We also found time to have an evening meal in Ouistreham with some quite delicious food and perhaps the rudest service I’ve ever encountered. It was rude in that spectacular way that you can still only find in France: a total disregard for the wishes or comfort of the customer and a blank and immovable refusal to make even the slightest deviation from the menu. The Great Gallic Non. In Britain, that expert kind of rudeness is very much a dying art, so coming up against it is a shock to the system. God knows what the Americans make of it – for Yanks, a menu is merely a starting point for negotiations, not a take-it-or-leave-it-buster ultimatum. We left a tip of zilch, which I think I’ve only done twice before in my life.
Of course, if there is any area in this world where the locals have no right to be rude to the Brits, it is Normandy. We visited the D-Day landing beaches, Pegasus Bridge and the British cemetery at Bayeux. Scanning the ages on the headstones was a grim business: 20, 21, 19, 19, 23... That’s a lot of young English lads, and their lost and never-to-be marriages and children, grandchildren, now great-grandchildren. Sometimes I wonder if it’s still obscenely early to be forgiving about all this. But of course we’re embarrassed about our pensioners and their outdated xenophobic prejudices; we see them as archaic, primitive as Norman and Saxons. The machine-gun violence still isn’t as amusing as Harold Godwinson getting an arrow in the eye, but give it another millennium and you never know.
Be that as it may, we liberated the ungrateful Frogs in 1944 and left them to carry on their wicked ways unmolested. They’re aliens, honestly. Strolling through Bayeux the penny dropped, though no doubt you’ve had the same insight at one time or another. The difference between Britain and France, the crux of the opposition of souls, lies in the patisseries. Where there is a row of competing businesses in England, the result is innovation. Special offers! Buy X Get Y Half Price! Above all… NEW NEW NEW! Try our exciting new blueberry, avocado and chilli flavour! Try the latest import from Outer Mongolia!

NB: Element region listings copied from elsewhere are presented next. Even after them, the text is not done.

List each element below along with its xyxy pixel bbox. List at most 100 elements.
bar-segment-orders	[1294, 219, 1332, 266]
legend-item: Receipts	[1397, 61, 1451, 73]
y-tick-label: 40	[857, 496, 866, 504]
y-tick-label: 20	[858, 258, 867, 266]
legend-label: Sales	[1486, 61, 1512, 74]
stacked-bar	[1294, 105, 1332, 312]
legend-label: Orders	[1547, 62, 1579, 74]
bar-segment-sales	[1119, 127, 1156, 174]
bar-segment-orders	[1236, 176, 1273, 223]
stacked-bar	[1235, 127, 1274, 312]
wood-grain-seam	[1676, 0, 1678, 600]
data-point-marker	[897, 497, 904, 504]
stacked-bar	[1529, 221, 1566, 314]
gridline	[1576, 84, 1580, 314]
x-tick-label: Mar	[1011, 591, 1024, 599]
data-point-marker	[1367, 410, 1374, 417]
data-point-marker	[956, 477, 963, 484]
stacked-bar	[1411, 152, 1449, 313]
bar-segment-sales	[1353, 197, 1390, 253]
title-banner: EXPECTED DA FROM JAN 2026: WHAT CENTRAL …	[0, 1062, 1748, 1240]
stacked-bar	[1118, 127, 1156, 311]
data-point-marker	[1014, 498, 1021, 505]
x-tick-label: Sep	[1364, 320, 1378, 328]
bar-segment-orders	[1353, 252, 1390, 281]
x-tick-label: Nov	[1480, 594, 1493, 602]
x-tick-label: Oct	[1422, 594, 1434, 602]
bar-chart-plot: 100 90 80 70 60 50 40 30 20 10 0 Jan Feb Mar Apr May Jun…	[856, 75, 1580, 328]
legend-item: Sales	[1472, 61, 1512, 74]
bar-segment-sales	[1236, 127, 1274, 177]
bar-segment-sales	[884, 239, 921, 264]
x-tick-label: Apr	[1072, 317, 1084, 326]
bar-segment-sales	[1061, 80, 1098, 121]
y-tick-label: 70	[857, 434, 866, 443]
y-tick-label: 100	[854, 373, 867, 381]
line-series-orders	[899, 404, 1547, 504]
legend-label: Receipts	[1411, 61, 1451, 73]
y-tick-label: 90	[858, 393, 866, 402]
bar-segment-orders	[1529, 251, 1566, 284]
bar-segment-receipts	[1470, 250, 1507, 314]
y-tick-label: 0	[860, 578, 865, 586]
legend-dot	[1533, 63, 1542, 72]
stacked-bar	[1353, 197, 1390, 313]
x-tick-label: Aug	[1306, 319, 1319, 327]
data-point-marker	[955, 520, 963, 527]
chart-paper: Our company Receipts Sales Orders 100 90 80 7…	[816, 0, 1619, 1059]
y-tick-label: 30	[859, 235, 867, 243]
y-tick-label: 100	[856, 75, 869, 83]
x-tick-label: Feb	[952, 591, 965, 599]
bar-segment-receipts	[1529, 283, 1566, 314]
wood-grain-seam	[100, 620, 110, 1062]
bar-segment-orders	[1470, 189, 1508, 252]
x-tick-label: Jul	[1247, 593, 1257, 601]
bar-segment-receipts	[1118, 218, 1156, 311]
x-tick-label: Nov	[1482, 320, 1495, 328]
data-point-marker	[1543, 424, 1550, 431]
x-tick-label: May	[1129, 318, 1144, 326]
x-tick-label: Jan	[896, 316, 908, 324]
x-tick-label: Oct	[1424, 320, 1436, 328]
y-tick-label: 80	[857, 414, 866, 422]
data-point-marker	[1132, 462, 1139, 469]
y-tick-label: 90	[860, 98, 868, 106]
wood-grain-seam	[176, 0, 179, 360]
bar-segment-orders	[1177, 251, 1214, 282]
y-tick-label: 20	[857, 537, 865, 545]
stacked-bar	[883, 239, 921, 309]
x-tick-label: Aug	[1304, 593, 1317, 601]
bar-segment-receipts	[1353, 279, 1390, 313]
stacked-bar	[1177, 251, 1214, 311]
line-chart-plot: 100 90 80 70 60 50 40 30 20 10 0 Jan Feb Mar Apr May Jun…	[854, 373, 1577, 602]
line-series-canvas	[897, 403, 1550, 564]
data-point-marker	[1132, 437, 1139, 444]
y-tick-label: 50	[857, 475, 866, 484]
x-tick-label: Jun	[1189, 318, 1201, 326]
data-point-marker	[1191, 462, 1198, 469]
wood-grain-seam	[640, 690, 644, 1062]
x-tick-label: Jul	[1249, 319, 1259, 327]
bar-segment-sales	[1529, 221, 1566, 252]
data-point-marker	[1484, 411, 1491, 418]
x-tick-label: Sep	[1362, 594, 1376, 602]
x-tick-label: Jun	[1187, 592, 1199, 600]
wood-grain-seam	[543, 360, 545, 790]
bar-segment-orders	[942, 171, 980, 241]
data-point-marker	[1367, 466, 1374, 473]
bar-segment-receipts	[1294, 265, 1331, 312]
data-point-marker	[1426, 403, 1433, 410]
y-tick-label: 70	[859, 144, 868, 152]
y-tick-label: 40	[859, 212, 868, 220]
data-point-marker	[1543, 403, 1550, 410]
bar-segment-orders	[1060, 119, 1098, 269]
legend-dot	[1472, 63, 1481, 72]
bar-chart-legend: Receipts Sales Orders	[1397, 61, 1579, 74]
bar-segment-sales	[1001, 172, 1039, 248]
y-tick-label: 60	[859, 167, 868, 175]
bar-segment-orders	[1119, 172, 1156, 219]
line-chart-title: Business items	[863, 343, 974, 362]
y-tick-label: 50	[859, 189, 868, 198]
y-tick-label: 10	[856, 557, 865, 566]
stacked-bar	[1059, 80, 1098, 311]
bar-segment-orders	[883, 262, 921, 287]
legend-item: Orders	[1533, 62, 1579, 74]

There’s no NEW! in France. All the patisseries in the row sell exactly the same croissants, pan au chocolats and prissy little tartlets as everyone else, feeding the monoculture what it wants, has always wanted, will always want. France is convinced it has achieved the last word in civilisation and is determined to preserve it without deviation or hesitation and with as much repetition as possible. It is admirable, tragic, heroic, depressing, suffocating, exhausting. In France, there is No Future.